Just before the Fourth of July, NBC News ran a feature on the room, setting off a spate of coverage about the dig. Many of these stories described Hemings, the mother of six children with Jefferson, as the former president’s “mistress.” The Inquisitr, the Daily Mail, AOL and Cox Media Group all used the word (though Cox later updated its wording). So did an NBC News tweet that drew scathing criticism, though its story accurately called her “the enslaved woman who, historians believe, gave birth to six of Jefferson’s children.” The Washington Post also used “mistress” in a headline and a tweet about Hemings’s room in February.

Language like that elides the true nature of their relationship, which is believed to have begun when Hemings, then 14 years old, accompanied Jefferson’s daughter to live with Jefferson, then 44, in Paris. She wasn’t Jefferson’s mistress she was his property. And he raped her.

Such revisionist history about slavery is, unfortunately, still quite common. In 2015, Texas rolled out what many saw as a “whitewashed ” version of its social studies curriculum that referred to enslaved Africans as “immigrants” and “workers” and minimized slavery’s impact on the Civil War. One concerned parent spoke out, forcing a textbook publisher to revise some of the teaching materials.

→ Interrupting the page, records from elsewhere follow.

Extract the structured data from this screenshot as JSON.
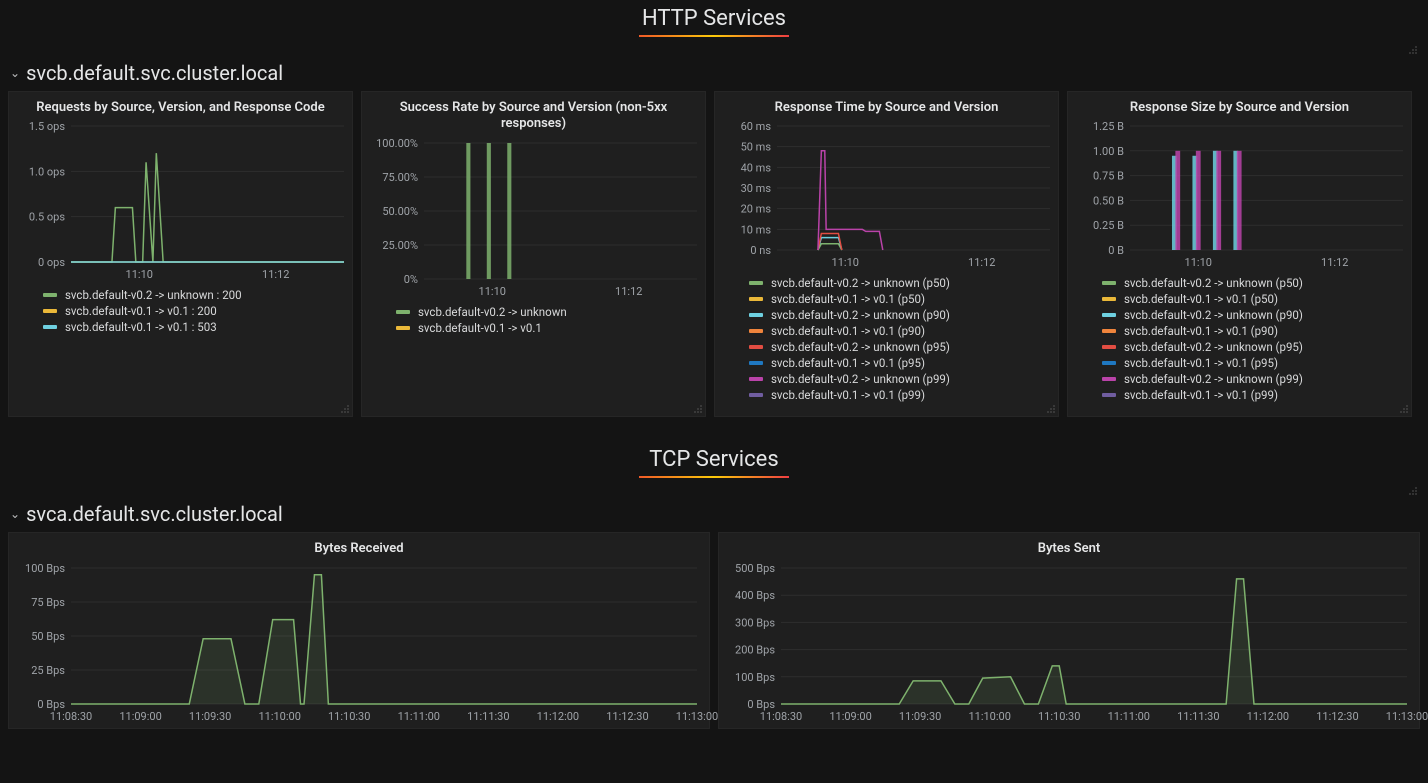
{
  "colors": {
    "bg": "#141414",
    "panel_bg": "#1f1f1f",
    "grid": "#2e2e2e",
    "axis_text": "#9fa3a8",
    "text": "#d8d9da",
    "green": "#7eb26d",
    "yellow": "#eab839",
    "cyan": "#6ed0e0",
    "orange": "#ef843c",
    "red": "#e24d42",
    "blue": "#1f78c1",
    "magenta": "#ba43a9",
    "purple": "#705da0"
  },
  "sections": {
    "http": {
      "title": "HTTP Services"
    },
    "tcp": {
      "title": "TCP Services"
    }
  },
  "rows": {
    "svcb": {
      "label": "svcb.default.svc.cluster.local"
    },
    "svca": {
      "label": "svca.default.svc.cluster.local"
    }
  },
  "panels": {
    "requests": {
      "title": "Requests by Source, Version, and Response Code",
      "type": "line",
      "ylabel_suffix": "ops",
      "ylim": [
        0,
        1.5
      ],
      "yticks": [
        0,
        0.5,
        1.0,
        1.5
      ],
      "ytick_labels": [
        "0 ops",
        "0.5 ops",
        "1.0 ops",
        "1.5 ops"
      ],
      "xticks": [
        1,
        3
      ],
      "xtick_labels": [
        "11:10",
        "11:12"
      ],
      "xlim": [
        0,
        4
      ],
      "series": [
        {
          "label": "svcb.default-v0.2 -> unknown : 200",
          "color": "#7eb26d",
          "points": [
            [
              0,
              0
            ],
            [
              0.6,
              0
            ],
            [
              0.65,
              0.6
            ],
            [
              0.9,
              0.6
            ],
            [
              0.95,
              0
            ],
            [
              1.05,
              0
            ],
            [
              1.1,
              1.1
            ],
            [
              1.2,
              0
            ],
            [
              1.25,
              1.2
            ],
            [
              1.35,
              0
            ],
            [
              4,
              0
            ]
          ]
        },
        {
          "label": "svcb.default-v0.1 -> v0.1 : 200",
          "color": "#eab839",
          "points": [
            [
              0,
              0
            ],
            [
              4,
              0
            ]
          ]
        },
        {
          "label": "svcb.default-v0.1 -> v0.1 : 503",
          "color": "#6ed0e0",
          "points": [
            [
              0,
              0
            ],
            [
              4,
              0
            ]
          ]
        }
      ]
    },
    "success": {
      "title": "Success Rate by Source and Version (non-5xx responses)",
      "type": "bar-like",
      "ylim": [
        0,
        100
      ],
      "yticks": [
        0,
        25,
        50,
        75,
        100
      ],
      "ytick_labels": [
        "0%",
        "25.00%",
        "50.00%",
        "75.00%",
        "100.00%"
      ],
      "xticks": [
        1,
        3
      ],
      "xtick_labels": [
        "11:10",
        "11:12"
      ],
      "xlim": [
        0,
        4
      ],
      "series": [
        {
          "label": "svcb.default-v0.2 -> unknown",
          "color": "#7eb26d",
          "bars": [
            [
              0.65,
              100
            ],
            [
              0.95,
              100
            ],
            [
              1.25,
              100
            ]
          ]
        },
        {
          "label": "svcb.default-v0.1 -> v0.1",
          "color": "#eab839",
          "bars": []
        }
      ],
      "bar_width": 0.06
    },
    "rtime": {
      "title": "Response Time by Source and Version",
      "type": "line",
      "ylim": [
        0,
        60
      ],
      "yticks": [
        0,
        10,
        20,
        30,
        40,
        50,
        60
      ],
      "ytick_labels": [
        "0 ns",
        "10 ms",
        "20 ms",
        "30 ms",
        "40 ms",
        "50 ms",
        "60 ms"
      ],
      "xticks": [
        1,
        3
      ],
      "xtick_labels": [
        "11:10",
        "11:12"
      ],
      "xlim": [
        0,
        4
      ],
      "series": [
        {
          "label": "svcb.default-v0.2 -> unknown (p50)",
          "color": "#7eb26d",
          "points": [
            [
              0.6,
              0
            ],
            [
              0.65,
              3
            ],
            [
              0.9,
              3
            ],
            [
              0.95,
              0
            ]
          ]
        },
        {
          "label": "svcb.default-v0.1 -> v0.1 (p50)",
          "color": "#eab839",
          "points": []
        },
        {
          "label": "svcb.default-v0.2 -> unknown (p90)",
          "color": "#6ed0e0",
          "points": [
            [
              0.6,
              0
            ],
            [
              0.65,
              6
            ],
            [
              0.9,
              6
            ],
            [
              0.95,
              0
            ]
          ]
        },
        {
          "label": "svcb.default-v0.1 -> v0.1 (p90)",
          "color": "#ef843c",
          "points": []
        },
        {
          "label": "svcb.default-v0.2 -> unknown (p95)",
          "color": "#e24d42",
          "points": [
            [
              0.6,
              0
            ],
            [
              0.65,
              8
            ],
            [
              0.9,
              8
            ],
            [
              0.95,
              0
            ]
          ]
        },
        {
          "label": "svcb.default-v0.1 -> v0.1 (p95)",
          "color": "#1f78c1",
          "points": []
        },
        {
          "label": "svcb.default-v0.2 -> unknown (p99)",
          "color": "#ba43a9",
          "points": [
            [
              0.6,
              0
            ],
            [
              0.65,
              48
            ],
            [
              0.7,
              48
            ],
            [
              0.72,
              10
            ],
            [
              1.25,
              10
            ],
            [
              1.3,
              9
            ],
            [
              1.5,
              9
            ],
            [
              1.55,
              0
            ]
          ]
        },
        {
          "label": "svcb.default-v0.1 -> v0.1 (p99)",
          "color": "#705da0",
          "points": []
        }
      ]
    },
    "rsize": {
      "title": "Response Size by Source and Version",
      "type": "bar-like",
      "ylim": [
        0,
        1.25
      ],
      "yticks": [
        0,
        0.25,
        0.5,
        0.75,
        1.0,
        1.25
      ],
      "ytick_labels": [
        "0 B",
        "0.25 B",
        "0.50 B",
        "0.75 B",
        "1.00 B",
        "1.25 B"
      ],
      "xticks": [
        1,
        3
      ],
      "xtick_labels": [
        "11:10",
        "11:12"
      ],
      "xlim": [
        0,
        4
      ],
      "bar_width": 0.07,
      "series": [
        {
          "label": "svcb.default-v0.2 -> unknown (p50)",
          "color": "#7eb26d",
          "bars": []
        },
        {
          "label": "svcb.default-v0.1 -> v0.1 (p50)",
          "color": "#eab839",
          "bars": []
        },
        {
          "label": "svcb.default-v0.2 -> unknown (p90)",
          "color": "#6ed0e0",
          "bars": [
            [
              0.65,
              0.95
            ],
            [
              0.95,
              0.95
            ],
            [
              1.25,
              1.0
            ],
            [
              1.55,
              1.0
            ]
          ]
        },
        {
          "label": "svcb.default-v0.1 -> v0.1 (p90)",
          "color": "#ef843c",
          "bars": []
        },
        {
          "label": "svcb.default-v0.2 -> unknown (p95)",
          "color": "#e24d42",
          "bars": []
        },
        {
          "label": "svcb.default-v0.1 -> v0.1 (p95)",
          "color": "#1f78c1",
          "bars": []
        },
        {
          "label": "svcb.default-v0.2 -> unknown (p99)",
          "color": "#ba43a9",
          "bars": [
            [
              0.7,
              1.0
            ],
            [
              1.0,
              1.0
            ],
            [
              1.3,
              1.0
            ],
            [
              1.6,
              1.0
            ]
          ]
        },
        {
          "label": "svcb.default-v0.1 -> v0.1 (p99)",
          "color": "#705da0",
          "bars": []
        }
      ]
    },
    "bytes_rx": {
      "title": "Bytes Received",
      "type": "area",
      "ylim": [
        0,
        100
      ],
      "yticks": [
        0,
        25,
        50,
        75,
        100
      ],
      "ytick_labels": [
        "0 Bps",
        "25 Bps",
        "50 Bps",
        "75 Bps",
        "100 Bps"
      ],
      "xlim": [
        0,
        9
      ],
      "xticks": [
        0,
        1,
        2,
        3,
        4,
        5,
        6,
        7,
        8,
        9
      ],
      "xtick_labels": [
        "11:08:30",
        "11:09:00",
        "11:09:30",
        "11:10:00",
        "11:10:30",
        "11:11:00",
        "11:11:30",
        "11:12:00",
        "11:12:30",
        "11:13:00"
      ],
      "series": [
        {
          "color": "#7eb26d",
          "fill": "#7eb26d22",
          "points": [
            [
              0,
              0
            ],
            [
              1.7,
              0
            ],
            [
              1.9,
              48
            ],
            [
              2.3,
              48
            ],
            [
              2.5,
              0
            ],
            [
              2.7,
              0
            ],
            [
              2.9,
              62
            ],
            [
              3.2,
              62
            ],
            [
              3.3,
              0
            ],
            [
              3.35,
              0
            ],
            [
              3.5,
              95
            ],
            [
              3.6,
              95
            ],
            [
              3.7,
              0
            ],
            [
              9,
              0
            ]
          ]
        }
      ]
    },
    "bytes_tx": {
      "title": "Bytes Sent",
      "type": "area",
      "ylim": [
        0,
        500
      ],
      "yticks": [
        0,
        100,
        200,
        300,
        400,
        500
      ],
      "ytick_labels": [
        "0 Bps",
        "100 Bps",
        "200 Bps",
        "300 Bps",
        "400 Bps",
        "500 Bps"
      ],
      "xlim": [
        0,
        9
      ],
      "xticks": [
        0,
        1,
        2,
        3,
        4,
        5,
        6,
        7,
        8,
        9
      ],
      "xtick_labels": [
        "11:08:30",
        "11:09:00",
        "11:09:30",
        "11:10:00",
        "11:10:30",
        "11:11:00",
        "11:11:30",
        "11:12:00",
        "11:12:30",
        "11:13:00"
      ],
      "series": [
        {
          "color": "#7eb26d",
          "fill": "#7eb26d22",
          "points": [
            [
              0,
              0
            ],
            [
              1.7,
              0
            ],
            [
              1.9,
              85
            ],
            [
              2.3,
              85
            ],
            [
              2.5,
              0
            ],
            [
              2.7,
              0
            ],
            [
              2.9,
              95
            ],
            [
              3.3,
              100
            ],
            [
              3.5,
              0
            ],
            [
              3.7,
              0
            ],
            [
              3.9,
              140
            ],
            [
              4.0,
              140
            ],
            [
              4.1,
              0
            ],
            [
              6.4,
              0
            ],
            [
              6.55,
              460
            ],
            [
              6.65,
              460
            ],
            [
              6.8,
              0
            ],
            [
              9,
              0
            ]
          ]
        }
      ]
    }
  }
}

In a speech at the Democratic National Convention last year, Michelle Obama reminded Americans that no less a symbol of our government than the White House was built by those in bondage. In response, then-Fox News host Bill O’Reilly offered a softer, gentler take: Those enslaved workers were “well fed and had decent lodgings provided by the government,” he said. That they had no choice in their food, lodging or whether they even wanted to do the backbreaking work of building Washington by hand was nowhere to be found in O’Reilly’s version.

That same sanitization of history happened again with the Hemings news. On Twitter, some users defended the “mistress” label, suggesting, essentially, that Jefferson and his slave may have truly loved each other. One person even went so far as to wonder whether “Hemings’s exalted wisdom and beauty compelled Jefferson’s love” and whether “she was perhaps not a victim but an agent of change?”

Jefferson could have forced Hemings into a sexual relationship no matter what she wanted, though. And it’s impossible to know what Hemings thought of Jefferson. As with many enslaved people, her thoughts, feelings and emotions were not documented. According to Monticello.org, there are only four known descriptions of the woman who first came to Jefferson’s plantation as a baby on the hip of her mother, Elizabeth Hemings, whom Jefferson also owned.

Jefferson, an avid writer, never mentioned Hemings in his work. He did, however, grapple with issues of emancipation throughout his life. In his “Notes on the State of Virginia,” Jefferson spent a substantial section attempting to answer the question, “Why not retain and incorporate the blacks into the state, and thus save the expence [sic] of supplying, by importation of white settlers, the vacancies they will leave?” Despite fathering Hemings’s children, Jefferson argued against race mixing because black people were “inferior to the whites in the endowments both of body and mind.”

Other slave-owning founders rose above the times to change their minds about the dreadful institution — including Ben Franklin, who became an outspoken abolitionist later in life, and George Washington, who freed his enslaved servants in his will. But Jefferson did no such thing. He owned 607 men, women and children at Monticello, and though some argue that he “loved” Hemings, he granted freedom to only two people while he was alive and five people in his will — and never to her.

Romanticizing Hemings and Jefferson’s so-called relationship minimizes the deadly imbalance of power that black people suffered under before the Civil War. It also obscures our collective history as a nation that moved from being built on the blood, bones and backs of enslaved African Americans and indigenous people, to being the imperfect, hopeful and yet still unequal country we are today.